Efficacy of Single-Dose Human Papillomavirus Vaccination among Young African Women

Single-dose human papillomavirus (HPV) vaccination, if efficacious, would be tremendously advantageous, simplifying implementation and decreasing costs.

We performed a randomized, multicenter, double-blind, controlled trial of single-dose nonavalent (HPV 16/18/31/33/45/52/58/6/11 infection) or bivalent (HPV 16/18 infection) HPV vaccination compared with meningococcal vaccination among Kenyan women 15 to 20 years of age. Enrollment and 6-monthly cervical swabs and a month 3 vaginal swab were tested for HPV deoxyribonucleic acid (DNA). Enrollment sera were tested for HPV antibodies. The modified intent-to-treat (mITT) cohort comprised participants who had an HPV antibody-negative result at enrollment and an HPV DNA-negative result at enrollment and month 3. The primary outcome was incident persistent vaccine-type HPV infection by month 18.

Between December 2018 and June 2021, 2275 women were randomly assigned and followed.
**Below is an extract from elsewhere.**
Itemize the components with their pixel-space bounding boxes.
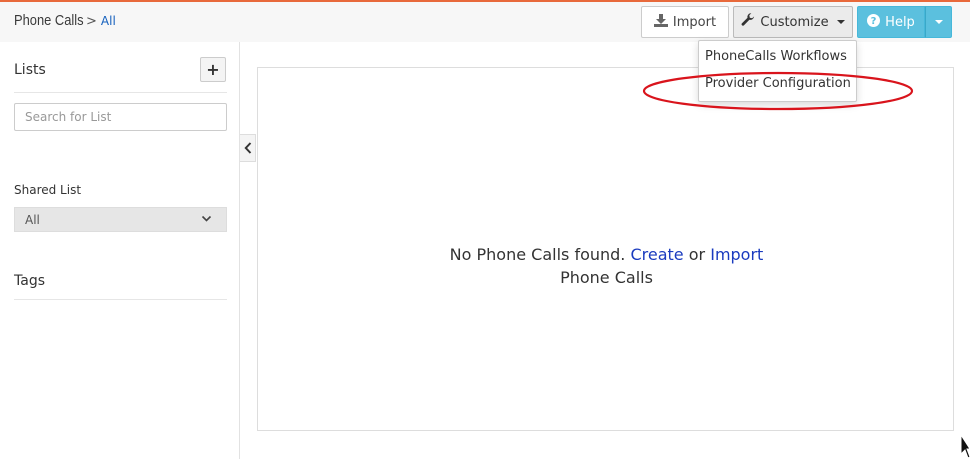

A total of 758 participants received the nonavalent HPV vaccine, 760 received the bivalent HPV vaccine, and 757 received the meningococcal vaccine; retention was 98%. Thirty-eight incident persistent infections were detected in the HPV 16/18 mITT cohort: one each among participants assigned to the bivalent and nonavalent groups and 36 among those assigned to the meningococcal group. Nonavalent vaccine efficacy (VE) was 97.5% (95% confidence interval [CI], 81.7 to 99.7%; P≀0.0001), and bivalent VE was 97.5% (95% CI, 81.6 to 99.7%; P≀0.0001). Thirty-three incident persistent infections were detected in the HPV 16/18/31/33/45/52/58 mITT cohort: four in the nonavalent group and 29 in the meningococcal group. Nonavalent VE for HPV 16/18/31/33/45/52/58 was 88.9% (95% CI, 68.5 to 96.1; P<0.0001). The rate

of serious adverse events was 4.5% to 5.2% by group.

Over the 18-month timeframe we studied, single-dose bivalent and nonavalent HPV vaccines were each highly effective in preventing incident persistent oncogenic HPV infection, similar to multidose regimens. (Funded by the National Institutes of Health, the Bill and Melinda Gates Foundation, and the University of Washington; ClinicalTrials.gov number, NCT03675256.)